Sewell Direct, Provo, Utah, took a convoluted route into the computer hardware and home electronics business, beginning in 1983 as a software company devoted to connectivity issues. Naturally its customers needed cables, so the company started selling them along with the software. Then, the commercial Internet came along and the light went on. “We realized we could sell just cables, without the software,” says Preston Wily, vice president of business development. A niche online retailer was born. Connectivity products still dominate its offerings, but now the web site also features iPod accessories, mice, keyboards, storage devices and a host of other odds and ends, and is poised to branch out even further.
The audience is still very techie, though, and so is the staff. Its background in software design isn’t necessary for an Internet retailer, but “it’s a huge advantage,” Wily says. He prefers developing everything in-house, and thinks that in many cases, his reinvented wheels are an improvement. A staff of five programmers handles the web site. (A separate staff still develops commercial connectivity software.)

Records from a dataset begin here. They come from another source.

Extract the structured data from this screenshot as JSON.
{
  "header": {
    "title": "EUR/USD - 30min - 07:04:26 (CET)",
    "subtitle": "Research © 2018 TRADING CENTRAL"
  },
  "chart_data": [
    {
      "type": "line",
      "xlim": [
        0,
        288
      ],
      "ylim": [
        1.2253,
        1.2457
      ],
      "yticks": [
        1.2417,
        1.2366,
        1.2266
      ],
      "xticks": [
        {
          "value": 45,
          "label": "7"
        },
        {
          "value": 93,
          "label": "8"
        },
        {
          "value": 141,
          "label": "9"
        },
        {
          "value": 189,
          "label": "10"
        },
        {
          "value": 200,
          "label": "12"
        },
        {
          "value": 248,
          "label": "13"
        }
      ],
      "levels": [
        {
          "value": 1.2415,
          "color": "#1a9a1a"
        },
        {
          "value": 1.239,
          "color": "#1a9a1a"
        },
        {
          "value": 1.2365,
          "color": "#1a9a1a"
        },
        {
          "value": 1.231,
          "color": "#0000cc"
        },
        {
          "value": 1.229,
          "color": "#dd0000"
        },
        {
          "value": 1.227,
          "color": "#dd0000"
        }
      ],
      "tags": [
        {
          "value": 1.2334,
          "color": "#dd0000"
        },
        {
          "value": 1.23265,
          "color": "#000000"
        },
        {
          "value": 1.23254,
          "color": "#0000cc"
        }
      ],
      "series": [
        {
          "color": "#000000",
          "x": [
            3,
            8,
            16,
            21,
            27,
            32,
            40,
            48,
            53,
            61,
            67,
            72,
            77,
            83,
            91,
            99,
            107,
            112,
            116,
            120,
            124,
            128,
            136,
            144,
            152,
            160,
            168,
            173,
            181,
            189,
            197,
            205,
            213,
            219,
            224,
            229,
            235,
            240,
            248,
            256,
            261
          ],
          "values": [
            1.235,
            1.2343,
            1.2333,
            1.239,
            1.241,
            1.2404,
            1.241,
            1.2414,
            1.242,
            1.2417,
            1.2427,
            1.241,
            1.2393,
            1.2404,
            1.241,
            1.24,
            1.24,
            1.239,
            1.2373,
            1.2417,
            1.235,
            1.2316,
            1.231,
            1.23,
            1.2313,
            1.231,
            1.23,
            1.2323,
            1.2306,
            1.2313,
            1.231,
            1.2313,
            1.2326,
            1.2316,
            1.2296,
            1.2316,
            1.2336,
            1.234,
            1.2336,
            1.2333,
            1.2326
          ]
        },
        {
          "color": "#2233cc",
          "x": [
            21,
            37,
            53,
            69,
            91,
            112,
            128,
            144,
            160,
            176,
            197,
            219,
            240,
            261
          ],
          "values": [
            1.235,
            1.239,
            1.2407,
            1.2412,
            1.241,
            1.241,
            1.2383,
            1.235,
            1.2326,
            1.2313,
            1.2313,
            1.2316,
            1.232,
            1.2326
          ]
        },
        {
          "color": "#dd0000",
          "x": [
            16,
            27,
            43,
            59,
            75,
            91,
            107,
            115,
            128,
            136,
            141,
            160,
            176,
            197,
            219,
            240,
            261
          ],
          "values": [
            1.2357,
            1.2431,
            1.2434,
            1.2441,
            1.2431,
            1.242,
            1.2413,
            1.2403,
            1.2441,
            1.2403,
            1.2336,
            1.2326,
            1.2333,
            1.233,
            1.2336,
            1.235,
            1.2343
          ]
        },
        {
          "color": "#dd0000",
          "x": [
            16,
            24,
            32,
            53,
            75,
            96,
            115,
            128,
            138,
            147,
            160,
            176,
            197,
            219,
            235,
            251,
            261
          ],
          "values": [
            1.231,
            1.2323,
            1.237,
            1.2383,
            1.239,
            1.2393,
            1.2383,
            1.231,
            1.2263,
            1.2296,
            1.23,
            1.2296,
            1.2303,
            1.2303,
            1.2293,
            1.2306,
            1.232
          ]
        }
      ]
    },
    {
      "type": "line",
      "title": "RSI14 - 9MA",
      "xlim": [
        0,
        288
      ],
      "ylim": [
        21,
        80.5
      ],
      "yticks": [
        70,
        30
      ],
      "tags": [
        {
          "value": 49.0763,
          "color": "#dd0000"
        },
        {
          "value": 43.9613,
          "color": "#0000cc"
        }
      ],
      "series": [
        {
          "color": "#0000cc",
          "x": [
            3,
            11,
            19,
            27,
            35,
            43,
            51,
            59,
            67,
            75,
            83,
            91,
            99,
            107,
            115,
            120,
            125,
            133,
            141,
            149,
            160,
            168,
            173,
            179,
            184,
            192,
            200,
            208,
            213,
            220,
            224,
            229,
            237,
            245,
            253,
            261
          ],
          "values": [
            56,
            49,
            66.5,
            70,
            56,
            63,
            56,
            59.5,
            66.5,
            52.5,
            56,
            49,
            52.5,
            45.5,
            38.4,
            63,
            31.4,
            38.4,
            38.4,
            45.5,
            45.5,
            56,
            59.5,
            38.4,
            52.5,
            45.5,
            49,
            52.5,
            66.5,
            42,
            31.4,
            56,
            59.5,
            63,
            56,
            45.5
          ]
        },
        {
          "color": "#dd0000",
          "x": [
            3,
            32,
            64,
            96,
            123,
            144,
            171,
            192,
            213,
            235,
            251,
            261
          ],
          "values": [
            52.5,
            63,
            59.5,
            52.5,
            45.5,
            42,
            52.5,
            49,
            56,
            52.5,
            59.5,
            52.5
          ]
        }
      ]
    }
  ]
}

Good shopping engine connectivity is key in a business where many customers are looking for very specific parts, and Wily hasn’t seen what he wants in packaged software, which he says typically offers one standard feed to all the shopping engines, leaving them to parse the information the way they need it. “When we first built, we thought we could get away with one feed to all the engines. They’re smart, but their parsers don’t always get it right, and you don’t appear as high in the results. With a single feed, 20% of our products weren’t showing up in searches.” Sewell Direct’s software does custom feeds to every engine that Wily deems important to its business.